In order to escape the accountability paradox, accountability initiatives need a clear and protected role for rights-holders and a means for them to secure legal recourse. Accountability without transparency around the enforcement process and full participation of rights-holders is hollow. It’s not accountability at all. Enforceable brand agreements, like the Bangladesh Accord which require brands make a binding commitment to ensure reforms are made, have proven effective in managing grievance and remedy systems and in giving worker representatives a meaningful role in the governance of the programme. Some academics have criticized the Accord for not covering a broader range of workers’ rights issues, but brands have resisted even basic expansions to its scope. And although negotiations continue, brands’ initial resistance to renewing the Bangladesh Accord signals the need for greater incentives so that enforceable agreements will be seen as necessary, not optional.

The EU Parliament’s support for mandatory human rights due diligence could help advance such incentives, especially if the forthcoming legislation takes up the recommendations to include effective deterrents and enable victims in third countries to hold EU parent companies liable under EU law.
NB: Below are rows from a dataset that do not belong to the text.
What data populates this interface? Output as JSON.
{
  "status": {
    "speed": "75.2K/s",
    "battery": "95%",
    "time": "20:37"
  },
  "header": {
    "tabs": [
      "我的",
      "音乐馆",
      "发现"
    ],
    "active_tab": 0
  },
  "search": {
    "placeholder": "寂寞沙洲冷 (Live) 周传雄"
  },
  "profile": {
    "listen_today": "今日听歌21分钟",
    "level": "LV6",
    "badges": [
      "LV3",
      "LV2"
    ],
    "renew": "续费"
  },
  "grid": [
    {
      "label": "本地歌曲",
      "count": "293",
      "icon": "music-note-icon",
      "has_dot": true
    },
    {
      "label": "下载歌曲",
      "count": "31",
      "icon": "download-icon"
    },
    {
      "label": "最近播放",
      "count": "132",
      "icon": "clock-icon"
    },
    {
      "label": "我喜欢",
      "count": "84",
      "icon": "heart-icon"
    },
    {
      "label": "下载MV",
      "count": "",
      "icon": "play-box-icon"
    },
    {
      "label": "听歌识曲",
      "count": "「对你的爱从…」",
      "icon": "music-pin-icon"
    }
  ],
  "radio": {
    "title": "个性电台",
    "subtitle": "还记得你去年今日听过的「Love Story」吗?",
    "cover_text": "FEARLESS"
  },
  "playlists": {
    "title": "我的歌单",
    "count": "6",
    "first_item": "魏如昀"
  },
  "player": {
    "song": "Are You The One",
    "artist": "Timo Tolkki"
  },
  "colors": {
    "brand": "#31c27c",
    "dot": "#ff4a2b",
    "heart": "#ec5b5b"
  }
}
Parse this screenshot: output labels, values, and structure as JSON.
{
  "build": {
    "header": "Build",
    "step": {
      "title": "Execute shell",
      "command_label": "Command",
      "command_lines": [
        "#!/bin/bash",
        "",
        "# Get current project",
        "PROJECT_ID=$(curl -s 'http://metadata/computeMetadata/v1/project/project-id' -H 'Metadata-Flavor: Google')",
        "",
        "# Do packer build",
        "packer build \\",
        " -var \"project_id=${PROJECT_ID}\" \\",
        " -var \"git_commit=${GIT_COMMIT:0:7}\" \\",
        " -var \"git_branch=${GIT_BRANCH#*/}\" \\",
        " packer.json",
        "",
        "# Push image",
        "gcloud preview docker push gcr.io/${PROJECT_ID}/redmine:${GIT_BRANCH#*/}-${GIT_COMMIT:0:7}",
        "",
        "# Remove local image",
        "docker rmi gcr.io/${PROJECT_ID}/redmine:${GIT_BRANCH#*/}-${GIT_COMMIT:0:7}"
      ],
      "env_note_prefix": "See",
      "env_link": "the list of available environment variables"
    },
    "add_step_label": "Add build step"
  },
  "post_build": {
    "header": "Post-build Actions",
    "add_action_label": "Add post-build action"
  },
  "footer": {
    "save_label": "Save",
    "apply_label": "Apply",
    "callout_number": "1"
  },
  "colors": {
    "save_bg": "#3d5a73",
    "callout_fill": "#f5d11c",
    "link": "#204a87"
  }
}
As the Biden Administration aims to champion international human rights, it will be important the U.S. moves legislation that requires due diligence reporting and risk mitigation on the full scope of human rights risks in corporate supply chains. Such a law must include meaningful fines for corporations found repeatedly failing to address rights violations and clear policies to ensure those fines are used to support the protection and remediation of workers whose rights were violated. Given how weak corporate accountability commitments have proven during the pandemic, it is time to strengthen avenues of legal recourse for workers.